I don't know how MATLAB or Mathematica were set up. There may be some limitations to their applicability. Since I have never used them I can't help here. When I need complicated integrals I look up the table I previously mentioned.
 
mathman said:
I don't know how MATLAB or Mathematica were set up. There may be some limitations to their applicability. Since I have never used them I can't help here. When I need complicated integrals I look up the table I previously mentioned.

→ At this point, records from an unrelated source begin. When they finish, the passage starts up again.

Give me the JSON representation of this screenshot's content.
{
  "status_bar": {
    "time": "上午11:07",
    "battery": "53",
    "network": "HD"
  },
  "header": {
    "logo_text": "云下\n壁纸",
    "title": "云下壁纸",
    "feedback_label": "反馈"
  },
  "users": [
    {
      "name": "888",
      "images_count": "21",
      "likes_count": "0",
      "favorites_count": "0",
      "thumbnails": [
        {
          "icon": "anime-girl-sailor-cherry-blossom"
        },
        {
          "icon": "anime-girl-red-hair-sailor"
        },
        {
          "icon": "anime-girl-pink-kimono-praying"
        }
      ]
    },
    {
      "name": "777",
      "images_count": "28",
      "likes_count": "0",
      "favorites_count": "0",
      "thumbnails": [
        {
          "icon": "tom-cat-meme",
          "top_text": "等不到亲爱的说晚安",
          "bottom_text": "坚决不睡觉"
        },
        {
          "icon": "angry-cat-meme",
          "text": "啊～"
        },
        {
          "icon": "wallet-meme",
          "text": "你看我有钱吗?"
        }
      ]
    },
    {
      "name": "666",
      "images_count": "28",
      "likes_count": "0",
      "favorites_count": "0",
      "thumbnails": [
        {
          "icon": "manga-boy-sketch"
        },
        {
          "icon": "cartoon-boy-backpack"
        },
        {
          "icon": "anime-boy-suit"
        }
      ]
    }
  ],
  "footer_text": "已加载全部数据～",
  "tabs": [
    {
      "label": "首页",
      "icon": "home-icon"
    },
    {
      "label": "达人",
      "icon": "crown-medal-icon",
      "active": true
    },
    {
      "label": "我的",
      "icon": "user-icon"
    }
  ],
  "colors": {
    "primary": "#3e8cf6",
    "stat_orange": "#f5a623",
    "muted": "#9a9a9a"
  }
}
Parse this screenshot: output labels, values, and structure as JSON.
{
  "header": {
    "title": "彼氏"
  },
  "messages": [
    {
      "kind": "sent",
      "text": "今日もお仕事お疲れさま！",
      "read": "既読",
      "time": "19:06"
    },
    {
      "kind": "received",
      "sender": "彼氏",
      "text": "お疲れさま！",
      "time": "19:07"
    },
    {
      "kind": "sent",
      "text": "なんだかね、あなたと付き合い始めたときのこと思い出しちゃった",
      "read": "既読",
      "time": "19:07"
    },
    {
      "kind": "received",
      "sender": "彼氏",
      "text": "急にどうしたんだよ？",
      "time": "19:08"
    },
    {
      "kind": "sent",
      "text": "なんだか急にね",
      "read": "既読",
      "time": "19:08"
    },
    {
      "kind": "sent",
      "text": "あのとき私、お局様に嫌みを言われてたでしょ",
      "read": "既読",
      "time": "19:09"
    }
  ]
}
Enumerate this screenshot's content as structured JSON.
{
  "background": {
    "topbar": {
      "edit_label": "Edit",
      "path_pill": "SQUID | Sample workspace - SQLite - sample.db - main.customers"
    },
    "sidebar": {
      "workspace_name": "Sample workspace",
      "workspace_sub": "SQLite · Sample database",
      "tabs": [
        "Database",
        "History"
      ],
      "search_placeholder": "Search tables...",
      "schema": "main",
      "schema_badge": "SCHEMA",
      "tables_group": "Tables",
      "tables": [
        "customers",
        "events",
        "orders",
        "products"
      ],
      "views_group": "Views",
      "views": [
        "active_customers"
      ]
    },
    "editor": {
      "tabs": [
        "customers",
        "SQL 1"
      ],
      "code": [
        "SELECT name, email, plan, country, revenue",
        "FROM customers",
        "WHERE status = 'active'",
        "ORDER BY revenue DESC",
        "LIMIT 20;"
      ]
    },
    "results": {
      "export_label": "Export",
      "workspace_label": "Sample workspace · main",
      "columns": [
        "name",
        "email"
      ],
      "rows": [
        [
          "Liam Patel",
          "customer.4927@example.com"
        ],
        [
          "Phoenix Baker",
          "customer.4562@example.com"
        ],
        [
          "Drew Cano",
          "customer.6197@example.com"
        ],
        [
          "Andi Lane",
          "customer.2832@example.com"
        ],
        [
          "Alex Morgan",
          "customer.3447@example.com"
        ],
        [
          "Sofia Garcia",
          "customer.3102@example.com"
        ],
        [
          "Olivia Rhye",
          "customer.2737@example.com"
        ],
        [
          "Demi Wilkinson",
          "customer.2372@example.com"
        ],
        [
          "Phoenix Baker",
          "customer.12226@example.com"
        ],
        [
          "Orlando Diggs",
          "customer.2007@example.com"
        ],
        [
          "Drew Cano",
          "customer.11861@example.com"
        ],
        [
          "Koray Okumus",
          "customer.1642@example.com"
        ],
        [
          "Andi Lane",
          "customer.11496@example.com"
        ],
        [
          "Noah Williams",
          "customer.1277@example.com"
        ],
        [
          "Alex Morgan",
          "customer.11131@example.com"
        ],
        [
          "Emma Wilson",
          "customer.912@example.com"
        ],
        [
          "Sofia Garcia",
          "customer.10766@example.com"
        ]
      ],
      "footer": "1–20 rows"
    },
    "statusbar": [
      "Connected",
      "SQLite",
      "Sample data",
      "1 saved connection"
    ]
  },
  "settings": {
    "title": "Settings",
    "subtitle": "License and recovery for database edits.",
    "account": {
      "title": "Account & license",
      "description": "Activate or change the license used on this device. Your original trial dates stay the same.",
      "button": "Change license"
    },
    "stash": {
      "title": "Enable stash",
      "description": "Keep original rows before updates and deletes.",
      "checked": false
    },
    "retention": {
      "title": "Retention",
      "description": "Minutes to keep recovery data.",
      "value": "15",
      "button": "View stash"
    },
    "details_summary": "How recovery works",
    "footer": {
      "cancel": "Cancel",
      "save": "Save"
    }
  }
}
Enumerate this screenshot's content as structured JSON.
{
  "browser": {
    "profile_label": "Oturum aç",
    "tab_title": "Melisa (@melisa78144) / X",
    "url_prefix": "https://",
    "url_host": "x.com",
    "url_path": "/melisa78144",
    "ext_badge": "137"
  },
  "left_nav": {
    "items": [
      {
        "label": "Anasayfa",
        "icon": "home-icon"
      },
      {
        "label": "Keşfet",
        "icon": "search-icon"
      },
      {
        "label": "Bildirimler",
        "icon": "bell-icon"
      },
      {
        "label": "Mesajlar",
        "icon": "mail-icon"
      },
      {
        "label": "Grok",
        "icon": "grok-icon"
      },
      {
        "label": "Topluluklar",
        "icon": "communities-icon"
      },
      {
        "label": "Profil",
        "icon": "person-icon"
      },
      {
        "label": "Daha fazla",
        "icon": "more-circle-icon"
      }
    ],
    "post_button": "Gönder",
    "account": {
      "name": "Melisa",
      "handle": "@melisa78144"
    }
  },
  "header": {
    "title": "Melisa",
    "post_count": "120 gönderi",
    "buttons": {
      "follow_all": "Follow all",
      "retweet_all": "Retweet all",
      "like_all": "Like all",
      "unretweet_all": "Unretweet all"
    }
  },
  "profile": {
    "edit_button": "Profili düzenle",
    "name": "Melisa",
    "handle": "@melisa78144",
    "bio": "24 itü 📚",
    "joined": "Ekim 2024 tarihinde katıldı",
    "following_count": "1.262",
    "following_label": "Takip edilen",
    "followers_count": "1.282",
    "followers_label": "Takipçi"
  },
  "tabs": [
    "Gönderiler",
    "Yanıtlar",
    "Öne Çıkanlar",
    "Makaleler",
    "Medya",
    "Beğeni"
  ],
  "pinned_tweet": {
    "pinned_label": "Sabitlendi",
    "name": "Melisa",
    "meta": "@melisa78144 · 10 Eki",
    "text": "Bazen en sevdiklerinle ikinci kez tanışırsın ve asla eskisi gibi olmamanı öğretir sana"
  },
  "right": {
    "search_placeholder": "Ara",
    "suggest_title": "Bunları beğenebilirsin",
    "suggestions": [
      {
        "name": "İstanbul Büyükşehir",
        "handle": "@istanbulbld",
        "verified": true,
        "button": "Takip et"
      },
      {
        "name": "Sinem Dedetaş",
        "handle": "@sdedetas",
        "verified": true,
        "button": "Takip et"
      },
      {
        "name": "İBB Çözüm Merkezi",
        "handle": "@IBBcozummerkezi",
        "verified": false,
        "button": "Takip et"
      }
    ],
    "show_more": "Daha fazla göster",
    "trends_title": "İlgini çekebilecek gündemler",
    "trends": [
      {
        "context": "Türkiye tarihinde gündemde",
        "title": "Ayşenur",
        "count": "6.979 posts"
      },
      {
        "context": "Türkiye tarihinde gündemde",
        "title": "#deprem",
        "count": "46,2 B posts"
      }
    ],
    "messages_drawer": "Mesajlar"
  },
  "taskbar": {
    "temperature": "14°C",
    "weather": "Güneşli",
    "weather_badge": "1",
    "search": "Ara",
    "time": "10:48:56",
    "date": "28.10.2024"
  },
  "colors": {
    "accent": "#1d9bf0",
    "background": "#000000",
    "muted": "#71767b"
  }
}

But theoretically, the derivation should be correct, right? Because I just raise the CF of a single X to the power K, and then solve for the CDF as we did for a single X.
 
The basic theory (invert the nth power of the char. function gives the cdf of the sum of n terms) is correct. But as we have seen with the case n=1, the calculation can be very tricky. The Gil-Pelaez theorem had to be used and getting the imaginary part can be messy.
 
Yes, but supposedly, the software tools take care of the imaginary part using their functions to extract the imaginary part. We don't have to concern ourselves with doing that manually.